Demande en forte hausse, circuits logistiques bousculés et normes sanitaires à déployer : les salariés et bénévoles de la Banque alimentaire de Gironde ont maintenu leurs distributions tout au long des 55 jours de confinement. Une mobilisation qui nécessite désormais de réunir plus de 400.000 € pour renouveler les stocks alors que les besoins risquent encore de croître dans les prochains mois à l'aune de la crise économique.Depuis le 17 mars, la Banque alimentaire de Gironde a distribué plus d'un million de repas, soit une hausse de 20 % par rapport à la même période l'an dernier. Il faut dire que l'association a du faire face à la fois à la demande de 3.500 bénéficiaires supplémentaires, dont 700 étudiants, tout en assurant le respect des gestes barrières. "On joue un rôle de plateforme logistique en collectant des produits alimentaires auprès des grandes surfaces pour les redistribuer à nos 135 partenaires associatifs.

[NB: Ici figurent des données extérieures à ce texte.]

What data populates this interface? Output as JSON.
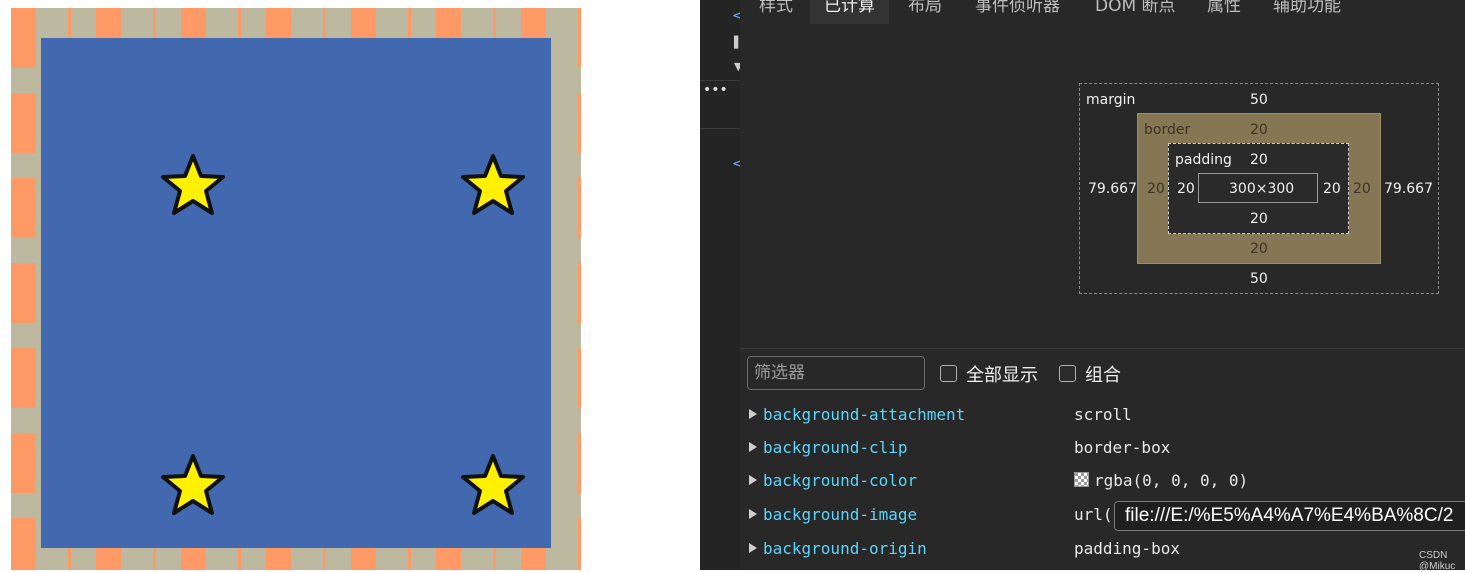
{
  "preview": {
    "colors": {
      "border_orange": "#FF9966",
      "border_stripe": "#BDB9A0",
      "content_blue": "#4268AF",
      "star_yellow": "#FFF200"
    },
    "stars": [
      "star-icon",
      "star-icon",
      "star-icon",
      "star-icon"
    ]
  },
  "devtools": {
    "tabs": [
      "样式",
      "已计算",
      "布局",
      "事件侦听器",
      "DOM 断点",
      "属性",
      "辅助功能"
    ],
    "active_tab": "已计算",
    "box_model": {
      "margin_label": "margin",
      "margin_top": "50",
      "margin_bottom": "50",
      "margin_left": "79.667",
      "margin_right": "79.667",
      "border_label": "border",
      "border_top": "20",
      "border_bottom": "20",
      "border_left": "20",
      "border_right": "20",
      "padding_label": "padding",
      "padding_top": "20",
      "padding_bottom": "20",
      "padding_left": "20",
      "padding_right": "20",
      "content_size": "300×300"
    },
    "filter": {
      "placeholder": "筛选器",
      "show_all_label": "全部显示",
      "group_label": "组合"
    },
    "properties": [
      {
        "name": "background-attachment",
        "value": "scroll"
      },
      {
        "name": "background-clip",
        "value": "border-box"
      },
      {
        "name": "background-color",
        "value": "rgba(0, 0, 0, 0)"
      },
      {
        "name": "background-image",
        "value": "url("
      },
      {
        "name": "background-origin",
        "value": "padding-box"
      }
    ],
    "tooltip": "file:///E:/%E5%A4%A7%E4%BA%8C/2",
    "watermark": "CSDN @Mikuc"
  }
}
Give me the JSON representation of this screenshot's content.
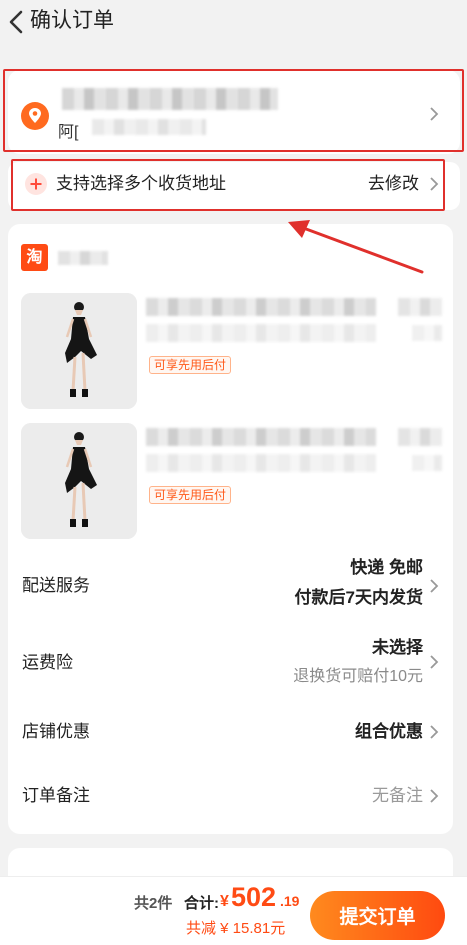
{
  "header": {
    "title": "确认订单"
  },
  "address": {
    "detail_prefix": "阿["
  },
  "multi_address": {
    "label": "支持选择多个收货地址",
    "action": "去修改"
  },
  "shop": {
    "logo_char": "淘"
  },
  "products": [
    {
      "badge": "可享先用后付"
    },
    {
      "badge": "可享先用后付"
    }
  ],
  "delivery": {
    "label": "配送服务",
    "value_line1": "快递 免邮",
    "value_line2": "付款后7天内发货"
  },
  "freight_insurance": {
    "label": "运费险",
    "value": "未选择",
    "sub": "退换货可赔付10元"
  },
  "shop_discount": {
    "label": "店铺优惠",
    "value": "组合优惠"
  },
  "order_note": {
    "label": "订单备注",
    "value": "无备注"
  },
  "footer": {
    "count": "共2件",
    "total_label": "合计:",
    "currency": "¥",
    "total_integer": "502",
    "total_decimal": ".19",
    "discount": "共减 ¥ 15.81元",
    "submit_label": "提交订单"
  },
  "colors": {
    "accent": "#ff4b14",
    "highlight_box": "#e0302c"
  }
}
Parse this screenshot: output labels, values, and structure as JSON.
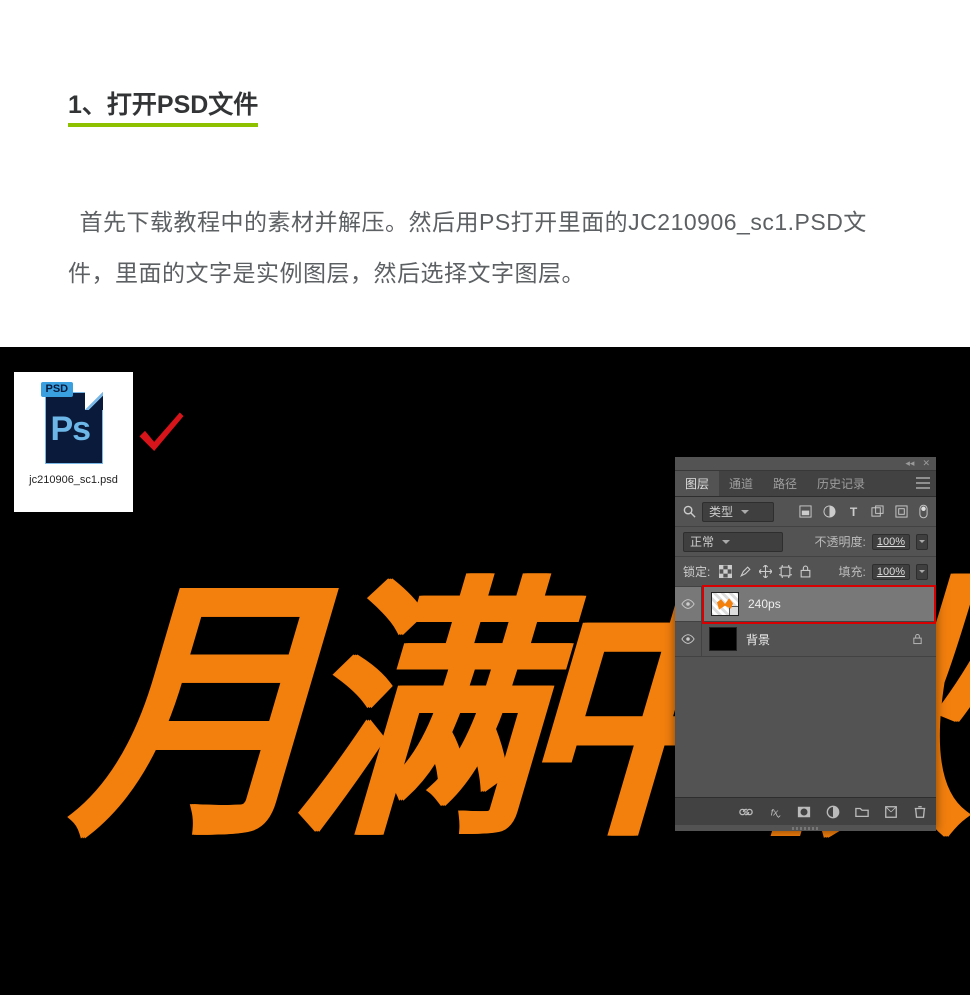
{
  "step": {
    "heading": "1、打开PSD文件",
    "body": "首先下载教程中的素材并解压。然后用PS打开里面的JC210906_sc1.PSD文件，里面的文字是实例图层，然后选择文字图层。"
  },
  "psd_file": {
    "badge": "PSD",
    "logo": "Ps",
    "filename": "jc210906_sc1.psd"
  },
  "canvas_text": "月满中秋",
  "layers_panel": {
    "tabs": [
      "图层",
      "通道",
      "路径",
      "历史记录"
    ],
    "active_tab": 0,
    "filter_label": "类型",
    "blend_mode": "正常",
    "opacity_label": "不透明度:",
    "opacity_value": "100%",
    "lock_label": "锁定:",
    "fill_label": "填充:",
    "fill_value": "100%",
    "layers": [
      {
        "name": "240ps",
        "selected": true,
        "visible": true,
        "smart": true
      },
      {
        "name": "背景",
        "selected": false,
        "visible": true,
        "locked": true,
        "bg": true
      }
    ]
  }
}
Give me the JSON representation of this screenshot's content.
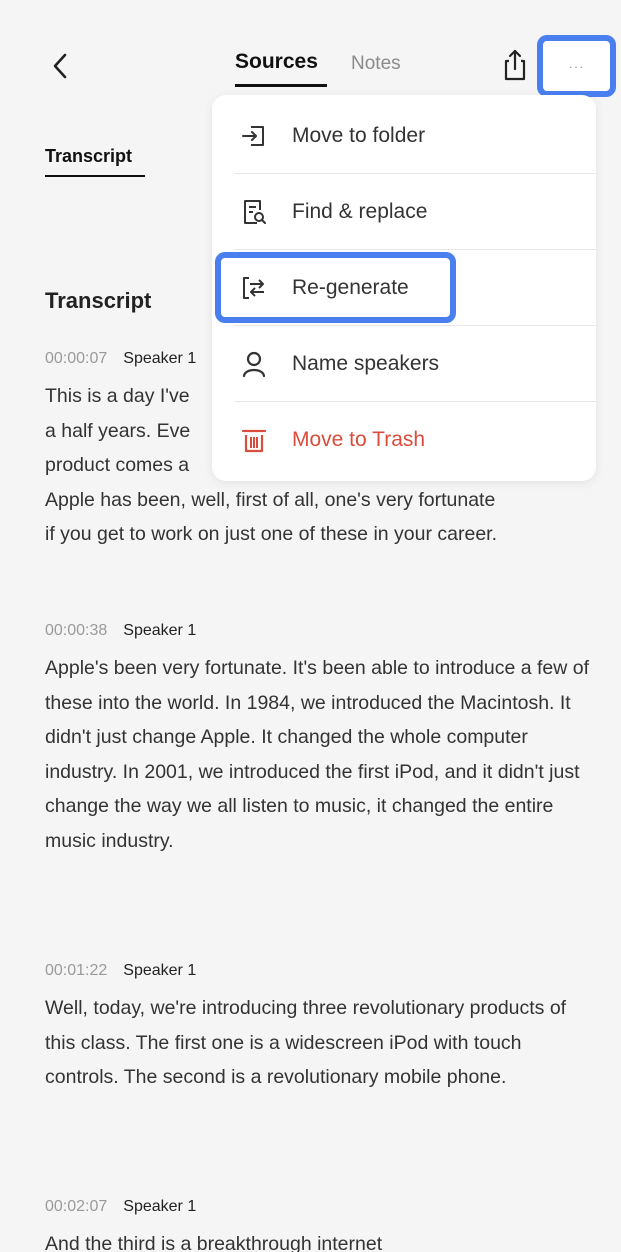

Au début du confinement, ces derniers ont connu une sorte de rupture de leur bénévolat tandis que nos 15 salariés et 200 bénévoles ont du se réorganiser pour simplifier les circuits de ramasse et puiser dans notre stock de produits de première nécessité pour remplacer le manque de produits frais", raconte à La Tribune Gilles Dupuy, le président de la Banque alimentaire de Gironde depuis octobre 2019.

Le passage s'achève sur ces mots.